Enfin, si la réalité des besoins implique de construire plus, derrière cette évidence se cachent d'autres exigences. Les experts en transports comme les élus locaux savent que la mise en place d'un cadencement des trains et des bus génère une affluence de clientèle qui rend très vite les parkings d'accueil trop petits. Le cadencement permet très vite, autour des gares desservies, un développement de l'offre foncière et de la construction neuve. Il faut donc, pour répondre aux attentes de nos concitoyens en matière de logement, s'interroger aussi sur les politiques adéquates en matière de transports en commun, faute de quoi les ménages feront d'autres choix. Les statistiques sur les flux montrent tous une augmentation des trajets en voiture. Tous les spécialistes le savent, un déport de cette clientèle sur les transports en commun, même à la marge, conduirait très vite à une saturation générale et à une montée des mouvements de mécontentement. Si donc, comme l'affirment le Grenelle et le bon sens, il nous faut aller vers un modèle plus économe en énergie, plus respectueux de l'environnement, la solution n'est pas le blocage de l'urbanisation en zone agglomérée, bien au contraire : elle réside dans l'accroissement des réseaux, le lancement de vastes opérations d'aménagement et de construction. Faute de quoi la construction de pavillons individuels restera la solution, qu'il serait totalement injuste de qualifier alors de problème.

  1. Pour la période 2010-2020, estimation basée sur un scénario moyen de la demande de logements. Alain Jacquot, « La demande potentielle de logements : un chiffrage à l'horizon 2020 », Notes de synthèse du SESP, n° 165, avril-mai-juin 2007, pages 41 et suivantes.

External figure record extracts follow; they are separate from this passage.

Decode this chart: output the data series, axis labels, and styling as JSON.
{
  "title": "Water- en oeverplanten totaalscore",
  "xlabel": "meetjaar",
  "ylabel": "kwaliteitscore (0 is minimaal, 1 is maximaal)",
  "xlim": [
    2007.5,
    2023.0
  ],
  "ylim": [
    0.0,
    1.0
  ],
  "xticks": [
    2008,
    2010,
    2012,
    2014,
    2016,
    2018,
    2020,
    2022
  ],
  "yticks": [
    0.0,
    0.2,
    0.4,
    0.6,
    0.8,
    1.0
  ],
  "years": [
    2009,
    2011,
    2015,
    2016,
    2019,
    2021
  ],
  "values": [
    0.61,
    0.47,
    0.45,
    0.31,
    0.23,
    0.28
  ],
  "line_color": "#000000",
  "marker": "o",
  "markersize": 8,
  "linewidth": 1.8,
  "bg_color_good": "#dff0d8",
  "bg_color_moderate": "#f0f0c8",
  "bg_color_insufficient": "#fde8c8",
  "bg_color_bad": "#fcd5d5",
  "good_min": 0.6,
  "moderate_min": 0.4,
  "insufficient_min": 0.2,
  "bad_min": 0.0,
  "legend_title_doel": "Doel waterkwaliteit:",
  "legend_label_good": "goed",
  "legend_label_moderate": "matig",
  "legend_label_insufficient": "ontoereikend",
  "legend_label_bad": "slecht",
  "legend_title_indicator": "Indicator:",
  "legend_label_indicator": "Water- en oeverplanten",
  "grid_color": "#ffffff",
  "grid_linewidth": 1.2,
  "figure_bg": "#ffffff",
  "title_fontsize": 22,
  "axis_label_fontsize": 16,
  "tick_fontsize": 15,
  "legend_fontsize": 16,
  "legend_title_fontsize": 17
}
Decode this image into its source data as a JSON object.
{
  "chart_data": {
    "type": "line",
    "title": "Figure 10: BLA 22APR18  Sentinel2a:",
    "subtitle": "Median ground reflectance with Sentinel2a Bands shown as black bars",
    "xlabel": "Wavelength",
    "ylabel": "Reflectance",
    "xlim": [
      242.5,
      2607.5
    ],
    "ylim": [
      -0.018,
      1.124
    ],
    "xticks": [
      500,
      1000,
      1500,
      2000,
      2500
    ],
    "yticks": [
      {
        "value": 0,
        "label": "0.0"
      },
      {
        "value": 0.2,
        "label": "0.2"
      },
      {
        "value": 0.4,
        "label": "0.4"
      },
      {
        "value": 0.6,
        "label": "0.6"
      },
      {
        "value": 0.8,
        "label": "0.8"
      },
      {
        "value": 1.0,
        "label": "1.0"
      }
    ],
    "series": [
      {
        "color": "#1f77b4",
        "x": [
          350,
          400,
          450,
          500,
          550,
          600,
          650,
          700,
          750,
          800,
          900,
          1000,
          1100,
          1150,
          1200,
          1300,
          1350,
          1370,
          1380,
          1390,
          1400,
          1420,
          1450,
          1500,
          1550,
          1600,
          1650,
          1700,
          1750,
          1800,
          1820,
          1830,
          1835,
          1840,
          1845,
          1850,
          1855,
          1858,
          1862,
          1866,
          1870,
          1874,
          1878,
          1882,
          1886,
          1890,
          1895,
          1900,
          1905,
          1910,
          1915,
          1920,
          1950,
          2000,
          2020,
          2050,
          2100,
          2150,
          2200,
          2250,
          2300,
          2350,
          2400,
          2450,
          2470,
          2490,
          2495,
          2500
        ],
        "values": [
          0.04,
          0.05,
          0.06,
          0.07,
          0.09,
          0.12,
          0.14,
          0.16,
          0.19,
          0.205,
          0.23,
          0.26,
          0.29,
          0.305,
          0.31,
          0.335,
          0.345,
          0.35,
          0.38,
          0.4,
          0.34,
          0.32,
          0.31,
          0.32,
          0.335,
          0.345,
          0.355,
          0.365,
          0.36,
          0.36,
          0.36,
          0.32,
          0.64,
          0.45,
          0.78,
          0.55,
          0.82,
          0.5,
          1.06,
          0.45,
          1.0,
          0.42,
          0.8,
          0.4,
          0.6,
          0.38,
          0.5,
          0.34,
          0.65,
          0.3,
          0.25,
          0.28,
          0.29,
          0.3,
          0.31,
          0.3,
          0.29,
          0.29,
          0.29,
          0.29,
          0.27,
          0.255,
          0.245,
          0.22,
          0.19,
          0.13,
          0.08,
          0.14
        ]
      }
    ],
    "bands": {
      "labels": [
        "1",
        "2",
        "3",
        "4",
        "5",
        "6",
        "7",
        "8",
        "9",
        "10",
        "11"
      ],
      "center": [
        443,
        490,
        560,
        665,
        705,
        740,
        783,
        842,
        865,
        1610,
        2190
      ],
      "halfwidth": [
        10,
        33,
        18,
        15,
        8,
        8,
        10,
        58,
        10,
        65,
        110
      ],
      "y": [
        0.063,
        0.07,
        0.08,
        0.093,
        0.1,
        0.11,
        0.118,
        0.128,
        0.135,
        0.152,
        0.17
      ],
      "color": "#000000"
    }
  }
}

  2. Zone A : agglomération de Paris (dont zone A bis), Côte d'Azur (bande littorale Hyères-Menton), Genevois français. Zones B et B1 : certaines agglomérations grandes ou chères, villes-centres de certaines grandes agglomérations, grande couronne autour de Paris, certaines communes chères ; îles, départements et territoires d'outre-mer, pourtour de la Côte d'Azur. Zone B2 : autres agglomérations de plus de 50 000 habitants, autres communes chères situées en zones littorales ou frontalières, pourtour de l'Île-de-France et de la zone B1 en Paca, agglomérations des autres villes classées en B1. Zone C : reste du territoire.